# Part 3


1) Explain the concept of TF-IDF in your own words and how it can help you understand the genres and communities.

Term Frequency–Inverse Document Frequency (TF-IDF) measures how relevant a word is in a specific text. It is calculated by taking the product of TF (Term Frequency) and the IDF (Inverse Document Frequency). 

The TF measures how often a word appears in a text and the IDF measures how specific a word is to a text in question. This is done by comparing the number of text parts that contain that word with the total number of different texts.

Thus, by combining these 2 metrics, the TF-IDF score highlights words that are frequent in one text but rare in the rest of the collection. A high TF-IDF means that a work is highly descriptive of a certain text, because it appears in the text many times (high TF), but not so many in the other texts (high IDF).

Therefore, we can use TF-IDF to recognize the words that are truly intrinsic and, thus, characterize, a certain genre or community. In fact, artists that have the same words with higher values of TF-IDF probably share some type of relationship (same genre or other type of connection) and, thus, are more likely to belong to the same community. 

This way, we can use TF-IDF to better undertsand the words that are more relevant per genre, and, thus, identify it.

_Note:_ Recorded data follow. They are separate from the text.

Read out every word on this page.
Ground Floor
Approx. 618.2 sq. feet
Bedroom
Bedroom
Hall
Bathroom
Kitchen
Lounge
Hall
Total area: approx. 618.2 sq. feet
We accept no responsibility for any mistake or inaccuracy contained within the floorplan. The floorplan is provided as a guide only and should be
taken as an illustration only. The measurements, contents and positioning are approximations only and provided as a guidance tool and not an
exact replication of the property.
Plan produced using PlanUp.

Moreover, we also use it to identify relationships between artists that are crucial when we analyse our network structure and find the communities present. 


2) Calculate and visualize TF-IDF for the genres and communities.

In [None]:
#imports

import math
from collections import Counter
from pathlib import Path

In [None]:
#Function to compute tfidf

def compute_tfidf(group_folder, label_type="genre", top_n=10, show_top=True):

    group_folder = Path(group_folder)
    group_tf = {}
    all_words = set()

    # Load TF lists 
    for file in group_folder.glob("*_tf.txt"):
        group_name = file.stem.replace("_tf", "")
        counts = Counter()
        with open(file, "r", encoding="utf-8") as f:
            for line in f:
                word, freq = line.strip().split()
                freq = int(freq)
                counts[word] = freq
                all_words.add(word)
        group_tf[group_name] = counts

    # Compute document frequency (df) 
    df = Counter()
    for word in all_words:
        df[word] = sum(1 for tf_counts in group_tf.values() if word in tf_counts)

    # Compute IDF 
    N = len(group_tf)
    idf = {word: math.log((N + 1) / (df[word] + 1)) for word in all_words}

    # Compute TF-IDF per group 
    group_tfidf = {}
    for group_name, tf_counts in group_tf.items():
        total_words = sum(tf_counts.values())
        tfidf = {}
        for word, count in tf_counts.items():
            tf = count / total_words
            tfidf[word] = tf * idf[word]
        group_tfidf[group_name] = tfidf

    # Show top words    
    for group_name, tfidf_dict in group_tfidf.items():
        print(f"\n=== Top {top_n} TF-IDF words for {label_type.upper()} '{group_name}' ===")
        for word, score in sorted(tfidf_dict.items(), key=lambda x: x[1], reverse=True)[:top_n]:
            print(f"{word:20s} {score:.6f}")

    return group_tfidf, idf, df